Si añadimos a esto los problemas de la turistificación, de los campos militares y los parques naturales, podemos ver que hay también cuestiones ligadas a la política global [traduz. mia: Se aggiungiamo a questo i problemi della turistificazione, dei campi militari e dei parchi naturali, possiamo vedere che ci sono anche questioni legate alla politica globale]. (Beltza, Nacionalismo vasco y clases sociales, Portuetxe (Donostia), Txertoa, 1976, p. 174)

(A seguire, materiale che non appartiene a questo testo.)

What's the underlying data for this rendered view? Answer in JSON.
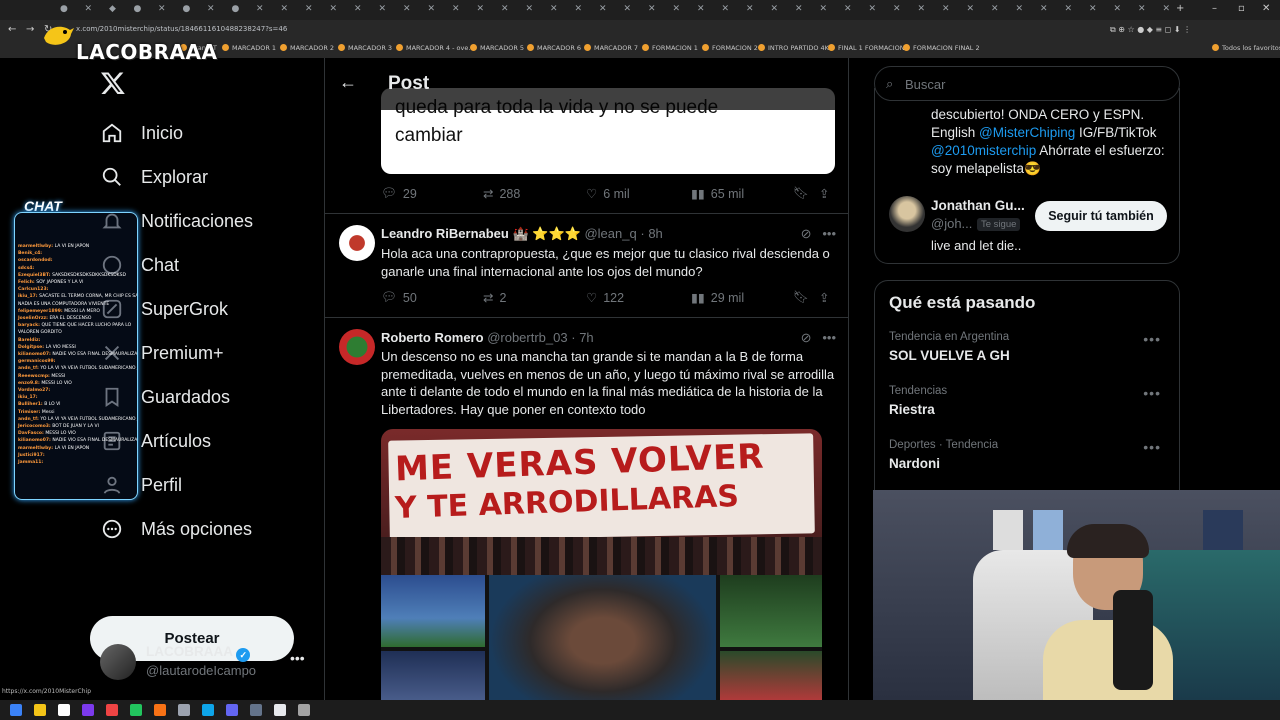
{
  "browser": {
    "url": "x.com/2010misterchip/status/1846611610488238247?s=46",
    "bookmarks": [
      "Gran DT",
      "MARCADOR 1",
      "MARCADOR 2",
      "MARCADOR 3",
      "MARCADOR 4 - ove...",
      "MARCADOR 5",
      "MARCADOR 6",
      "MARCADOR 7",
      "FORMACION 1",
      "FORMACION 2",
      "INTRO PARTIDO 4K",
      "FINAL 1 FORMACION",
      "FORMACION FINAL 2"
    ],
    "all_bookmarks": "Todos los favoritos",
    "status_link": "https://x.com/2010MisterChip"
  },
  "overlay": {
    "logo_text": "LACOBRAAA",
    "chat_title": "CHAT",
    "chat_lines": [
      {
        "user": "marmeltlwby",
        "msg": "LA VI EN JAPON"
      },
      {
        "user": "Benik_c4",
        "msg": ""
      },
      {
        "user": "oscardondod",
        "msg": ""
      },
      {
        "user": "sdcs4",
        "msg": ""
      },
      {
        "user": "Ezequiel3BT",
        "msg": "SAKSDKSDKSDKSDKKSDKSDKSD"
      },
      {
        "user": "Felich",
        "msg": "SOY JAPONES Y LA VI"
      },
      {
        "user": "Carlcun123",
        "msg": ""
      },
      {
        "user": "ikiu_17",
        "msg": "SACASTE EL TERMO CORNA, MR CHIP ES SAN"
      },
      {
        "user": "",
        "msg": "NADIA ES UNA COMPUTADORA VIVIENTE"
      },
      {
        "user": "felipemeyer1899",
        "msg": "MESSI LA MERO"
      },
      {
        "user": "JoselinOrzz",
        "msg": "ERA EL DESCENSO"
      },
      {
        "user": "baryack",
        "msg": "QUE TIENE QUE HACER LUCHO PARA LO"
      },
      {
        "user": "",
        "msg": "VALOREN GORDITO"
      },
      {
        "user": "Bareldiz",
        "msg": ""
      },
      {
        "user": "Dolgitpse",
        "msg": "LA VIO MESSI"
      },
      {
        "user": "kilianomo07",
        "msg": "NADIE VIO ESA FINAL DESMAURALIZADA"
      },
      {
        "user": "germanicos99",
        "msg": ""
      },
      {
        "user": "andn_tf",
        "msg": "YO LA VI YA VEIA FUTBOL SUDAMERICANO JAJAJA"
      },
      {
        "user": "Reeewscmp",
        "msg": "MESSI"
      },
      {
        "user": "enzo9.8",
        "msg": "MESSI LO VIO"
      },
      {
        "user": "Vordalmo27",
        "msg": ""
      },
      {
        "user": "ikiu_17",
        "msg": ""
      },
      {
        "user": "Bulliher1",
        "msg": "B LO VI"
      },
      {
        "user": "Trimiser",
        "msg": "Messi"
      },
      {
        "user": "andn_tf",
        "msg": "YO LA VI YA VEIA FUTBOL SUDAMERICANO JAJAJA"
      },
      {
        "user": "Jericocomo3",
        "msg": "BOT DE JUAN Y LA VI"
      },
      {
        "user": "DavFasco",
        "msg": "MESSI LO VIO"
      },
      {
        "user": "kilianomo07",
        "msg": "NADIE VIO ESA FINAL DESMAURALIZADA"
      },
      {
        "user": "marmeltlwby",
        "msg": "LA VI EN JAPON"
      },
      {
        "user": "Justici917",
        "msg": ""
      },
      {
        "user": "Jamma11",
        "msg": ""
      }
    ]
  },
  "sidebar": {
    "nav": [
      {
        "label": "Inicio",
        "icon": "home-icon"
      },
      {
        "label": "Explorar",
        "icon": "search-icon"
      },
      {
        "label": "Notificaciones",
        "icon": "bell-icon"
      },
      {
        "label": "Chat",
        "icon": "chat-icon"
      },
      {
        "label": "SuperGrok",
        "icon": "grok-icon"
      },
      {
        "label": "Premium+",
        "icon": "x-premium-icon"
      },
      {
        "label": "Guardados",
        "icon": "bookmark-icon"
      },
      {
        "label": "Artículos",
        "icon": "article-icon"
      },
      {
        "label": "Perfil",
        "icon": "user-icon"
      },
      {
        "label": "Más opciones",
        "icon": "more-circle-icon"
      }
    ],
    "post_button": "Postear",
    "account": {
      "name": "LACOBRAAA",
      "handle": "@lautarodeIcampo"
    }
  },
  "center": {
    "title": "Post",
    "quote_text": [
      "queda para toda la vida y no se puede",
      "cambiar"
    ],
    "main_actions": {
      "replies": "29",
      "reposts": "288",
      "likes": "6 mil",
      "views": "65 mil"
    },
    "replies": [
      {
        "name": "Leandro RiBernabeu",
        "badges": "🏰 ⭐⭐⭐",
        "handle": "@lean_q",
        "time": "8h",
        "text": "Hola aca una contrapropuesta, ¿que es mejor que tu clasico rival descienda o ganarle una final internacional ante los ojos del mundo?",
        "replies": "50",
        "reposts": "2",
        "likes": "122",
        "views": "29 mil"
      },
      {
        "name": "Roberto Romero",
        "handle": "@robertrb_03",
        "time": "7h",
        "text": "Un descenso no es una mancha tan grande si te mandan a la B de forma premeditada, vuelves en menos de un año, y luego tú máximo rival se arrodilla ante ti delante de todo el mundo en la final más mediática de la historia de la Libertadores. Hay que poner en contexto todo",
        "banner_text": [
          "ME VERAS VOLVER",
          "Y TE ARRODILLARAS"
        ]
      }
    ]
  },
  "right": {
    "search_placeholder": "Buscar",
    "bio_lines": [
      "descubierto! ONDA CERO y ESPN.",
      "English ",
      "@MisterChiping",
      " IG/FB/TikTok",
      "@2010misterchip",
      " Ahórrate el esfuerzo:",
      "soy melapelista😎"
    ],
    "suggest": {
      "name": "Jonathan Gu...",
      "handle": "@joh...",
      "follows_you": "Te sigue",
      "button": "Seguir tú también",
      "bio": "live and let die.."
    },
    "trending_title": "Qué está pasando",
    "trends": [
      {
        "category": "Tendencia en Argentina",
        "name": "SOL VUELVE A GH"
      },
      {
        "category": "Tendencias",
        "name": "Riestra"
      },
      {
        "category": "Deportes · Tendencia",
        "name": "Nardoni"
      }
    ]
  },
  "colors": {
    "link": "#1d9bf0",
    "verified": "#1d9bf0",
    "muted": "#71767b"
  }
}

Sono due almeno le fasi di questa azione: turistificazione (a) e folk-revival (b). [...] (a) turistificazione: “le tradizioni popolari diventano l’aspetto visibile in un mondo esotico verso il quale vengono indirizzati quanti intendono fuggire, anche se momentaneamente[,] dalla costrizione, dalla monotonia e dalla prevedibilità della società urbana contemporanea”. (Emanuele Amodio, Lamientu e passioni: il teatro, la festa, la morte in una cultura meridionale, Ragusa, Sicilia Punto L., 1982, p. 21)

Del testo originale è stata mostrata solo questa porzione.